Solution combustion assisted synthesis of ultra-magnetically soft LiZnTiMn ferrite ceramics

Abstract

Wide practical application and increasing functional requirements for high-frequency ceramics lead to the active search for novel multicomponent ferrites and their synthesis technique. In this paper, a solution-combustion-assisted approach was proposed and realized for the successful production of ultra-magnetically soft LiZnTiMn-ferrite ceramics with advanced electromagnetic performance. Preceramic nanopowders of Li0.28Zn0.16Ti0.41Mn0.10Fe2.05O4 with spinel structure were synthesized via glycine-nitrate combustion at variable Ox/Red ratios (φ = 0.5, 1.0 and 1.5) followed by stabilizing quenching (600 °C, 2 h) and vibrating mill grinding. LiZnTiMn-ferrite-based fine ceramics were produced then using PVA binding (1 wt%), isostatic pressing (400 МPа) and Bi2O3-assisted (0.3 wt%) isothermal sintering (980 °C, 8 h) techniques. As result, a series of LiZnTiMn-ferrite ceramic samples were obtained and their structure was examined in detail using XRD, SEM, EDXS, AAS and ASA methods. It was shown that the Ox/Red ratio of the initial reaction solution is an efficient parameter affecting both crystallite size (26–38 nm) /crystallinity degree (up to 91%) of preceramic LiZnTiMn-ferrite powders and grain size (2.7–9.8 µm) / grain size distribution of resulting fine ceramics.
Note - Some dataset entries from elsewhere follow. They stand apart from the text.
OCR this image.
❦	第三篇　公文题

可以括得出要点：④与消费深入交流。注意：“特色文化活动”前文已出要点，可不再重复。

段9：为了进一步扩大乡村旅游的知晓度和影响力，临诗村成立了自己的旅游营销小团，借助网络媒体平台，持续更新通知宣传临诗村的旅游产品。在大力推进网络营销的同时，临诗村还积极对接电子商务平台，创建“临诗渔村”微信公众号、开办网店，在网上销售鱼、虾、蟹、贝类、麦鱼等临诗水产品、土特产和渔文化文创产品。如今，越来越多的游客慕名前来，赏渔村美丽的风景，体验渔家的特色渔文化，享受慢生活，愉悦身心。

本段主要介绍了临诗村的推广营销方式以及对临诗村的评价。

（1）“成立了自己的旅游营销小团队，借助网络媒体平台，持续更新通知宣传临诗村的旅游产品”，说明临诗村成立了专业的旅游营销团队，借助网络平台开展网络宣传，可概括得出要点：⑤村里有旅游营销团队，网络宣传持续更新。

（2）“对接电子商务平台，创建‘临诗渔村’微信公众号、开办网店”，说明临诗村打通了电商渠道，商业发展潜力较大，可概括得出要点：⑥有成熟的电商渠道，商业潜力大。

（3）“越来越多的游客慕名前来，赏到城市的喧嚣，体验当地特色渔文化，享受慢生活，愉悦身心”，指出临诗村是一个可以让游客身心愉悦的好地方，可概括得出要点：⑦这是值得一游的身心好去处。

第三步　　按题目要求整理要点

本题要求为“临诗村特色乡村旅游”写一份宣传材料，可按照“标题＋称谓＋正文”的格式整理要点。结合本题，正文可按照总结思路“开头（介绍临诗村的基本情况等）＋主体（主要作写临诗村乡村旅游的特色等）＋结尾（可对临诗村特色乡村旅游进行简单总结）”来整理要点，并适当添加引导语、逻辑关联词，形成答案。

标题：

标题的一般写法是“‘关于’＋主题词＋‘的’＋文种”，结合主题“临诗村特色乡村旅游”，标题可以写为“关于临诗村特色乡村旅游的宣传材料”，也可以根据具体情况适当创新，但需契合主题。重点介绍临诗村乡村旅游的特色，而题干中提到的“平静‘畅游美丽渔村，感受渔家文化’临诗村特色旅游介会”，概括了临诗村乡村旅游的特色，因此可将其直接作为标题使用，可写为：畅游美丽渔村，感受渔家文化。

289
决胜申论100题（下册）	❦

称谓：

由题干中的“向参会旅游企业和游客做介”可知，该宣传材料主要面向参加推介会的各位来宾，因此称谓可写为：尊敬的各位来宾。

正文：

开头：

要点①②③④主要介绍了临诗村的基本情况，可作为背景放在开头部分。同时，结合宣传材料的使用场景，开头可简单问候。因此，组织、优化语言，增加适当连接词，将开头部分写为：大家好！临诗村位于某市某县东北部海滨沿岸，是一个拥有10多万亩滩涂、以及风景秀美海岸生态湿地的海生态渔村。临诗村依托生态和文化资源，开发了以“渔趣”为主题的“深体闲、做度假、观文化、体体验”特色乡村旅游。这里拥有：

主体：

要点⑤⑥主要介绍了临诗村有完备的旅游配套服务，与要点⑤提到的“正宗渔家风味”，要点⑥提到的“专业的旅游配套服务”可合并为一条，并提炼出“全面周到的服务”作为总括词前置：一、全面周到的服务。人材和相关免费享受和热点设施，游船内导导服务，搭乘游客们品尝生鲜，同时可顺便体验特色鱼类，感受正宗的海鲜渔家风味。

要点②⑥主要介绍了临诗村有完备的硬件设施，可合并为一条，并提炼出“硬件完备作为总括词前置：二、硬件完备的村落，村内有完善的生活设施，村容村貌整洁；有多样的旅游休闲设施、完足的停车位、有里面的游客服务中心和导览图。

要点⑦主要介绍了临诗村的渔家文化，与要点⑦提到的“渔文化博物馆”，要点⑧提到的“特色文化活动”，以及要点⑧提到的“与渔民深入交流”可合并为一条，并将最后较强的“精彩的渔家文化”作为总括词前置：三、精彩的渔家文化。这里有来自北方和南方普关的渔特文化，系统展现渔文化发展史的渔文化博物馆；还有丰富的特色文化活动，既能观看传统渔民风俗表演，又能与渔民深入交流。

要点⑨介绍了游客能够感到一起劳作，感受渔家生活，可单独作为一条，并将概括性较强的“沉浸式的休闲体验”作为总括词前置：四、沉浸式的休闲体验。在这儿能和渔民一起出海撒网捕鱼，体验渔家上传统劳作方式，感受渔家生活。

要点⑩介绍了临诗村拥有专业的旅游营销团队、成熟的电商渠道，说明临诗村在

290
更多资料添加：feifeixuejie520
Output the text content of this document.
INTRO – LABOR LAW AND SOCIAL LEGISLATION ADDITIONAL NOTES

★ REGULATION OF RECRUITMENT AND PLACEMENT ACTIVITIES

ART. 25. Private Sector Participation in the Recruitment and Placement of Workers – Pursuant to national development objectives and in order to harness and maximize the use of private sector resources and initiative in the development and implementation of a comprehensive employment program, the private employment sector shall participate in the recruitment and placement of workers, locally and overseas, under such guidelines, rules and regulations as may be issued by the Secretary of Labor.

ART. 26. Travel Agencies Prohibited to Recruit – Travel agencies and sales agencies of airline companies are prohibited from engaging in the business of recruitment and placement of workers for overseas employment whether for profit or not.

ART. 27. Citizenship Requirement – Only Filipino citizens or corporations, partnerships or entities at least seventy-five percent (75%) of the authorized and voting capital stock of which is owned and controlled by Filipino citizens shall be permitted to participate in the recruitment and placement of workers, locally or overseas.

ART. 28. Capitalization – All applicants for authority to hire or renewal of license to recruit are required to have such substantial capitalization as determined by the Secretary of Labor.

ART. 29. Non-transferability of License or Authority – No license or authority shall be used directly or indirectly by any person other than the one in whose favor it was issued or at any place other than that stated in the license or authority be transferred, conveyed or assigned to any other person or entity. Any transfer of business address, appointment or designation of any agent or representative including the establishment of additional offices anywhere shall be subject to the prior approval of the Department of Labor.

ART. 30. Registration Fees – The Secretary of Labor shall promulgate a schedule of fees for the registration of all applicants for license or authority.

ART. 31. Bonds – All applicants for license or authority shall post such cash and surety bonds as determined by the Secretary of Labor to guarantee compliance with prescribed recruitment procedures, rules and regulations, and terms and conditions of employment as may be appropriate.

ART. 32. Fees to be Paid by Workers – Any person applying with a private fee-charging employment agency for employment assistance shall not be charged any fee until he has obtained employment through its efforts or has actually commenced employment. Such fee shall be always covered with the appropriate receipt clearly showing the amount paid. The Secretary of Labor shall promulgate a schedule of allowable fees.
Based on the results of vibration magnetometry it was found that ceramics samples possess the ultra-magnetically soft behavior with Hc = 0.61–0.89 Oe, Mr = 3.62–5.13 emu/g and Ms = 67.23–78.70 emu/g depending on the initial Ox/Red ratio. Besides, results of resonator analysis (100 Hz - 1000 kHz) demonstrate that the dielectric constant of the samples strongly depends on the average grain size and reaches its maximum value (~ 6.4⸱10–4) at 100 Hz for the stoichiometric Ox/Red ratio (φ = 1.0) of reagents, wherein the linewidths of ferromagnetic resonance and resonance of spin waves practically unchanged and are in ranges of 327–344 and 1.43–1.45 Oe, respectively. Thus, it was found that the solution combustion synthesis, adapted for fine ceramics production, provides controlling morphological and structural parameters of the pre-ceramic powders through Ox/Red ratio of initial reagents and as consequence, allows variable magnetic and dielectric characteristics of the resulting ceramic products. Developed ceramic materials can be promising for use as a basis for modern radio-electronic devices of both civil and military use.